An annular retainer ring 86 is inserted downwardly into the upper end portion of collet member 56. This retainer ring 86 includes an annular seal portion 90 which snugly receives the cylindrical side wall portion of the bolt 70, and slides therealong during axial and tilting movement of collet member 56. Annular retaining ring 86 is secured to collet member 56 by means of retainer 94 and cap screw 96. Collet insert or float box insert 98 contacts second annular seal portion 92 of annular retaining ring 86, as well as collet member 56. Collet insert 98 is a substantially tubular member with a broadened upper portion 100 having splines 107, a narrowed lower portion 102, and a contoured portion 103 therebetween. Contoured portion 103 of collet insert 98 seats in taper 105 of lower end portion 60 of collet member 56 to form a tapered interface between collet insert 98 and collet member 98 which accommodates for thrust forces during drilling. Splines 107 of collet insert 98 mesh tightly with splines 109 of collet member 56, thus insuring torque transmittal from collet member 56, through collet insert 98 and to drill string DS. The fit between splines 107 and splines 109 is slightly interference to insure that collet member 56 and collet insert 98 behave as a unit during operation. Retainer ring 104 is biased against collet insert 98 by spring 106. More specifically, lip 108 of insert retainer ring 104 fits in seat 110 of collet insert 98 and spring 106 is biased between the lower end of bolt 70 and base 112 of ring 104 to insure that collet insert 98

engages the threads of drill string DS during upward or horizontal drilling. The above configurration thus overcomes the effects of gravity. Thus, ring 104 and spring 106 assist floating of collet 56 and collet insert 98 in upward (vertical) or horizontal drilling where friction prevents floating of collet member 56. In normal down drilling, ring 104 and spring 106 are not required.

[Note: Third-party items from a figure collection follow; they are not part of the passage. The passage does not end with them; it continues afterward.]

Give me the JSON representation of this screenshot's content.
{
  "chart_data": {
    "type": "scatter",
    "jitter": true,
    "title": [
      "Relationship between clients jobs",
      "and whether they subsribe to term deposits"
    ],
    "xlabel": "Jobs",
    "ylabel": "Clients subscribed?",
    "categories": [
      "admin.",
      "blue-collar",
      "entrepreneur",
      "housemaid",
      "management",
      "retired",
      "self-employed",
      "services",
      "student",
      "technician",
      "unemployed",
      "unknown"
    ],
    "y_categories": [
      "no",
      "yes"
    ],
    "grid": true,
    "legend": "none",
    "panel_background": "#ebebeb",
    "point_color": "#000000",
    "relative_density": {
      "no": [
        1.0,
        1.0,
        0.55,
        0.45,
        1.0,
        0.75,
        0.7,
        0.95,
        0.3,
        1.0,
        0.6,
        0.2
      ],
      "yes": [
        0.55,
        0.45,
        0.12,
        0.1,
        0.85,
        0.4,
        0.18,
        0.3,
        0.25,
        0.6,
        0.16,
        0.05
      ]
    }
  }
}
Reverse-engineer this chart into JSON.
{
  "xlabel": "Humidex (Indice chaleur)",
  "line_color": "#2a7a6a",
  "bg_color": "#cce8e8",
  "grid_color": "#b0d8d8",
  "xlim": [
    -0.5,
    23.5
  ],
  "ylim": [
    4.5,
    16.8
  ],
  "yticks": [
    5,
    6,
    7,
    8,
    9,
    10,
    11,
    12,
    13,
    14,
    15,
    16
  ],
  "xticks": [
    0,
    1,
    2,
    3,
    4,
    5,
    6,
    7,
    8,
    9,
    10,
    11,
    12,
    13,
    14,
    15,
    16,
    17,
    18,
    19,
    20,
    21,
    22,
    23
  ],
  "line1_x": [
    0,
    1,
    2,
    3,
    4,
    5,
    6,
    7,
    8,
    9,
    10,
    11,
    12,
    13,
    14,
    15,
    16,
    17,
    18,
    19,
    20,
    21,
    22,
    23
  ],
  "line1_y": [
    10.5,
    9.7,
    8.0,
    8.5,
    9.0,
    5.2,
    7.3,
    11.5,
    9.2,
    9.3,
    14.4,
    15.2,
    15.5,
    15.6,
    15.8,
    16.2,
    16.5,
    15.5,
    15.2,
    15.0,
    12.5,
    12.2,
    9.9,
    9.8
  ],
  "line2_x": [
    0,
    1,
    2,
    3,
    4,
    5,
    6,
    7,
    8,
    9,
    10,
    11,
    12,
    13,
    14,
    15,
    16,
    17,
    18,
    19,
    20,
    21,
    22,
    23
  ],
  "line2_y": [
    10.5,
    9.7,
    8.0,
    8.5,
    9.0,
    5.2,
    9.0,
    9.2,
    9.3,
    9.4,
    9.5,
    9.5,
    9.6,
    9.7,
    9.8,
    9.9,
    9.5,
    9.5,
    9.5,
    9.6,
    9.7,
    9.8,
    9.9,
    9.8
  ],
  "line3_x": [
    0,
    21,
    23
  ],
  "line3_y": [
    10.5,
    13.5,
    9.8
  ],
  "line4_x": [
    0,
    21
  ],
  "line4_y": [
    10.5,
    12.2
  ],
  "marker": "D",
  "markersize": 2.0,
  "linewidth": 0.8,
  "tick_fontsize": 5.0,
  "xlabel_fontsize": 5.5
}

Collet insert 98 is thus the component that threadedly connects the drill string with drive head 26. Collet insert 98 can be conveniently replaced by removing insert retaining ring 104, spring 106, annular retaining ring 86, retainer 94 and cap screw 96. Collet insert 98 is then forceably removed from collet 56. It is important to note that replacement of collet insert 98 does not necessarily mandate replacement of collet member 56, which generally will have a longer useful life than collet insert 98 because splines 54 spherical shaped upper portion 64 of collet member 56 wear more slowly than does collet insert 98, which suffers considerable wear due to its repeated connection with and disconnection from the drill string. Furthermore, because higher strength alloys are only required for the portion of the component that is threadedly connected to the drill string, only collet insert 98, and not collet member 56, need be composed of these more expensive materials. The above described embodiments are intended to be descriptive, not restrictive. The full scope of the invention is determined by the following claims, and any and all equivalents are included.